Solution: What we have here is called a compound distribution since the distribution of \(X\) has a parameter that is random. The conditional pdf of \(X\) given \(Y=y\) is \(f_{X|Y=y}(x|y)=y e^{yx}\) which is the exponential pdf with rate parameter \(\lambda\) replaced by \(y\). The expected value is \(\frac1\lambda\), so in this case it is \(\frac1y\). This is NOT the expected value of \(X\) though.
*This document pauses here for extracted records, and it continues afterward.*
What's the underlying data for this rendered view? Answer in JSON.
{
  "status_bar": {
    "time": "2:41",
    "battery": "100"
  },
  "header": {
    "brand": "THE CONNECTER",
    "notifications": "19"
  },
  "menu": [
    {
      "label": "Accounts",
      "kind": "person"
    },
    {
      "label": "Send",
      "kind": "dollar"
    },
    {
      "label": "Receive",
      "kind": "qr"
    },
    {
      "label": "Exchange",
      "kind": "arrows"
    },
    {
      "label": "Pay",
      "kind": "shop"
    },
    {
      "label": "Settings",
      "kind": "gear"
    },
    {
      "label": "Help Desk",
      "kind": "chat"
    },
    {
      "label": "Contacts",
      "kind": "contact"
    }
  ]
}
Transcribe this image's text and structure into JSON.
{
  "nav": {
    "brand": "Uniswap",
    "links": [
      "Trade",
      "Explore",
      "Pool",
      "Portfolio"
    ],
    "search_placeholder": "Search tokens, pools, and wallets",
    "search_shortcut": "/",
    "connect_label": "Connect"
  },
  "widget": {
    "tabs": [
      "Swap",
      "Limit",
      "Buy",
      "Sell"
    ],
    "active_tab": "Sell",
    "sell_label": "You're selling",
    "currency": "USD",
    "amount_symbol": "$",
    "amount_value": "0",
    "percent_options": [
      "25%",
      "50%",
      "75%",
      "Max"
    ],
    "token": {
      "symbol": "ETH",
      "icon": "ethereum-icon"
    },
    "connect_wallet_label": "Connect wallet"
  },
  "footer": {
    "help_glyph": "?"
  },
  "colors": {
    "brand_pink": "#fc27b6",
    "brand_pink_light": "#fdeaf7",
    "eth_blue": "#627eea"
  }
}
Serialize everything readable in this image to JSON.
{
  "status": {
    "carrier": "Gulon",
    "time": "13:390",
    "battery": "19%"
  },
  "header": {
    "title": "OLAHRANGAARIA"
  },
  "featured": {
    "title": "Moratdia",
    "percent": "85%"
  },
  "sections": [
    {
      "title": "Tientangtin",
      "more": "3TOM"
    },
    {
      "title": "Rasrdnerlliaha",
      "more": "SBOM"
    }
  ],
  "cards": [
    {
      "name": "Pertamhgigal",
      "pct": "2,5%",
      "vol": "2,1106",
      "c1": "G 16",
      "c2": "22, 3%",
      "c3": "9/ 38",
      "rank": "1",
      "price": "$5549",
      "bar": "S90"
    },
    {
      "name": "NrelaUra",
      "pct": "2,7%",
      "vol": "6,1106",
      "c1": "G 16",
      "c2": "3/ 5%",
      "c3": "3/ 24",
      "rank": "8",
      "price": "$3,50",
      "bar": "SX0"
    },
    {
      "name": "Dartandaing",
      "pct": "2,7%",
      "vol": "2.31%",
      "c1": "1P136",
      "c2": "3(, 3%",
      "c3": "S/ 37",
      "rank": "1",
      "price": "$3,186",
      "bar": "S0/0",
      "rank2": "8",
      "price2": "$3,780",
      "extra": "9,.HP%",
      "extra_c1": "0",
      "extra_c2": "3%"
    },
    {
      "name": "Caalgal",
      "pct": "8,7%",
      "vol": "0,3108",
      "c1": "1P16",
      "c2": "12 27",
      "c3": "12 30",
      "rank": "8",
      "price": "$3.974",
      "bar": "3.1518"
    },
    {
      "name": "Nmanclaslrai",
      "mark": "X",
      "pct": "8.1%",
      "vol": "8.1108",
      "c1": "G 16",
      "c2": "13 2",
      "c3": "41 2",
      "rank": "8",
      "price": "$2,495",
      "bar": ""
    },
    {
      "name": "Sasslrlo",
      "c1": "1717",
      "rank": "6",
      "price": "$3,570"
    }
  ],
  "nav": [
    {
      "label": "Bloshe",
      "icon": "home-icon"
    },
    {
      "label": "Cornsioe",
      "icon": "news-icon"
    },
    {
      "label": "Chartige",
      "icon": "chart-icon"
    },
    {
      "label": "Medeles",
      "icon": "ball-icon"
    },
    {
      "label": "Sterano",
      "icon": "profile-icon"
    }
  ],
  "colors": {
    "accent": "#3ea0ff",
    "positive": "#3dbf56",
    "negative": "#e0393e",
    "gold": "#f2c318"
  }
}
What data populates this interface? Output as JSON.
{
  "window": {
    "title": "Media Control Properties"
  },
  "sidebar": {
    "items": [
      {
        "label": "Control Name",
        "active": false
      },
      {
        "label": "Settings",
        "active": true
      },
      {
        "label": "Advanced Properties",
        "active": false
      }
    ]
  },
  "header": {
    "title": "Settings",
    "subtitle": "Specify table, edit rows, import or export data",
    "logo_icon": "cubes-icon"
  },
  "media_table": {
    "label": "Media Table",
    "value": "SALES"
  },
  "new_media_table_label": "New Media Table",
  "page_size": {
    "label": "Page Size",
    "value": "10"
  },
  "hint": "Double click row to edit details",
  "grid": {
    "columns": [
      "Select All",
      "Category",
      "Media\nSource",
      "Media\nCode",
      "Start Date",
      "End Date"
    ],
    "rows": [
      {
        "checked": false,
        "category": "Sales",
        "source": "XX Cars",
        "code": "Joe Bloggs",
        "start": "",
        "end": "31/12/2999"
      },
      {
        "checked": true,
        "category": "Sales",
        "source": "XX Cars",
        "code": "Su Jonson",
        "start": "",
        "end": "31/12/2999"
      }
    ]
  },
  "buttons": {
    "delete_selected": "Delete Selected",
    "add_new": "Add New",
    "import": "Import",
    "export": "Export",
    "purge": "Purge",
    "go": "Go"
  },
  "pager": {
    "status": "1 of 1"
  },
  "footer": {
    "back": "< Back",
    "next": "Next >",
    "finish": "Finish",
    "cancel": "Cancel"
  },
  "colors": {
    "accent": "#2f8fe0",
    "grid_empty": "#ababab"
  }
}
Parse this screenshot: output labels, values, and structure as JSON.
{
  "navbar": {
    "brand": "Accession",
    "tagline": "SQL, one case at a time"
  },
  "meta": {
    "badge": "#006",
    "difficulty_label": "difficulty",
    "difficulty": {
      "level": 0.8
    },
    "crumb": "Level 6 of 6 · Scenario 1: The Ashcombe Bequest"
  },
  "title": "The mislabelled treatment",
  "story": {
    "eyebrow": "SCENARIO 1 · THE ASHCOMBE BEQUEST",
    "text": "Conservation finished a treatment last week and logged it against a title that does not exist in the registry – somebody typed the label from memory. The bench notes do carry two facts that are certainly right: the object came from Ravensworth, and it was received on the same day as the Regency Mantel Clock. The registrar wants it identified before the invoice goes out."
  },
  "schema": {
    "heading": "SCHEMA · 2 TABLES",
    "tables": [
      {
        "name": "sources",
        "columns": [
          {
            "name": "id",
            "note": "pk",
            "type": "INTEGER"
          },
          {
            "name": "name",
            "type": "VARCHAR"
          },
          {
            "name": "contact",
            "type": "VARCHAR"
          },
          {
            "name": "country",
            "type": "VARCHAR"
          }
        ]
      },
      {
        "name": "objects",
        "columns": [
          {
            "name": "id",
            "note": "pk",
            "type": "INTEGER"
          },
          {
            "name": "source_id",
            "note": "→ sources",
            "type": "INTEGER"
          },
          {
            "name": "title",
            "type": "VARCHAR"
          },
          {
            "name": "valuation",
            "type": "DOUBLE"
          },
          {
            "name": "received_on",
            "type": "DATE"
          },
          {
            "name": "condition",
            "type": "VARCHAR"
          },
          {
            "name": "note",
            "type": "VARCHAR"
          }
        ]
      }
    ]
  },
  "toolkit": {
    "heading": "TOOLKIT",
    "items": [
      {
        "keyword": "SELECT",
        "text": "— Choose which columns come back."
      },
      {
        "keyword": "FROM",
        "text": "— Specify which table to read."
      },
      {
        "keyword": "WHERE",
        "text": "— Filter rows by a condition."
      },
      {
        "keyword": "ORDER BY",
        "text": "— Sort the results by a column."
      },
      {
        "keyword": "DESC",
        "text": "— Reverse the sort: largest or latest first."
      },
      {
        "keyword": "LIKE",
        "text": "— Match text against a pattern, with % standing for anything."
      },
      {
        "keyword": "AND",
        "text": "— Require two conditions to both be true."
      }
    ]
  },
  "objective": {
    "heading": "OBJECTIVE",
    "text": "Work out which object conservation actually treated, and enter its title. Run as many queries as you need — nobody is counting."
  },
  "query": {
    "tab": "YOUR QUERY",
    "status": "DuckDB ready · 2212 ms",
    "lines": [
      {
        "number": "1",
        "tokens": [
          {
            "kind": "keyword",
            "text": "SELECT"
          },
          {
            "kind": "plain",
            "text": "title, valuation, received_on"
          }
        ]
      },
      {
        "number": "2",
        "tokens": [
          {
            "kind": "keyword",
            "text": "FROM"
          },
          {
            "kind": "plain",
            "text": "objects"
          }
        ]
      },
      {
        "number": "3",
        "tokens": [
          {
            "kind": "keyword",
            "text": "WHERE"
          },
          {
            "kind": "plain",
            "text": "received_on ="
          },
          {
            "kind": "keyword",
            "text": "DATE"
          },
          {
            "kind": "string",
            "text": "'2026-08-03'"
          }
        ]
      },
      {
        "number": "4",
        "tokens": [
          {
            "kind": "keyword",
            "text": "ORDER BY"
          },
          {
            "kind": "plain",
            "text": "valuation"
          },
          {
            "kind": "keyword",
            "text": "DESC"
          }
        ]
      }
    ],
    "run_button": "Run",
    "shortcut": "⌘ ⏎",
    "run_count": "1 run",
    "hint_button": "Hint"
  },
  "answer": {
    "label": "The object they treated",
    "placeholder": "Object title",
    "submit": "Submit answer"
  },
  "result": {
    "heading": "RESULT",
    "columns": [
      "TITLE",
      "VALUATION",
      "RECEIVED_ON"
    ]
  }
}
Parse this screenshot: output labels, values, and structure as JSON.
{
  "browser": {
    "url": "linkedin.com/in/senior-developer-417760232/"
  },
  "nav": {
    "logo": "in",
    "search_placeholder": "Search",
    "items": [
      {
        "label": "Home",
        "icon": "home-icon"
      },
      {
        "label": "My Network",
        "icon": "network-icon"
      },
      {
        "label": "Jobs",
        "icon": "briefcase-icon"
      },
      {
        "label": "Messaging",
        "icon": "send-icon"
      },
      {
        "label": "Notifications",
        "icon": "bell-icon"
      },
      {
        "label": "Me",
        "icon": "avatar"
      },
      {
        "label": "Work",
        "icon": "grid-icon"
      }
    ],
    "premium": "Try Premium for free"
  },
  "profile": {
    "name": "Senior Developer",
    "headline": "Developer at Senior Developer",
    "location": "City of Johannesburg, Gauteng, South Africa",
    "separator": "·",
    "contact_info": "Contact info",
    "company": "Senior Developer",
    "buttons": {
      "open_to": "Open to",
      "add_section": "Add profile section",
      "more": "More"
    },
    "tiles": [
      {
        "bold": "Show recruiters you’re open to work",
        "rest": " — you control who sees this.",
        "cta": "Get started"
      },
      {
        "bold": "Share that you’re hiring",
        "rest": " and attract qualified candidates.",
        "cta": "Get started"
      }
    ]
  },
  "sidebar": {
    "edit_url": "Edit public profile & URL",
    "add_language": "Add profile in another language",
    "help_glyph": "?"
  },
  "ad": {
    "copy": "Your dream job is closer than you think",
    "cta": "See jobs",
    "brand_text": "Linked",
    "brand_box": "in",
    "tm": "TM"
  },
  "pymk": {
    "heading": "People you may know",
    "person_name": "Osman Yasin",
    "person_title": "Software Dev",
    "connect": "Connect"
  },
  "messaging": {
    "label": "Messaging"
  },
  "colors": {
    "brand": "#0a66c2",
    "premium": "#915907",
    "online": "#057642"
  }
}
This is the conditional expected value of \(X\) given that \(Y=y\): \[E(X\mid Y=y)=\frac1y.\] And, in general, if we allow \(Y\) to stay random, then we have \[E(X\mid Y)=\frac1Y\] which is still a random variable.
Using the total expectation formula, we get \[E(X)=E[E(X\mid Y)]=E\left[\frac1Y\right]=\int_1^5 \frac1y f_Y(y)~dy=\int_1^5 \frac1y \frac14~dy=\frac14\ln5.\]
Summary
Summary of notation, formulas, and terminology
\(E[X\mid Y]\) is a random variable whose value is known once we know the value of \(Y\).
\(E[X\mid Y=y]\) is a real number, it is \(X\) averaged according to the restriction that \(Y=y\).
\(f_{X|Y=y}(x|y)=\frac{f_{X,Y}(x,y)}{f_Y(y)}\) is the conditional probability function for \(X\) given \(Y\) (conditioned on \(Y\)) where \(f_{X,Y}(x,y)\) is the joint pf, and \(f_Y(y)\) is the marginal pf for \(Y\). This works for both pmf and pdf.
\(E[X\mid Y=y]=\sum_x x P(X=x\mid Y=y)=\sum_x x f_{X|Y=y}(x|y)\) (discrete case)
\(E[X\mid Y=y]=\int_{-\infty}^\infty x f_{X|Y=y}(x|y)\) (continuous case)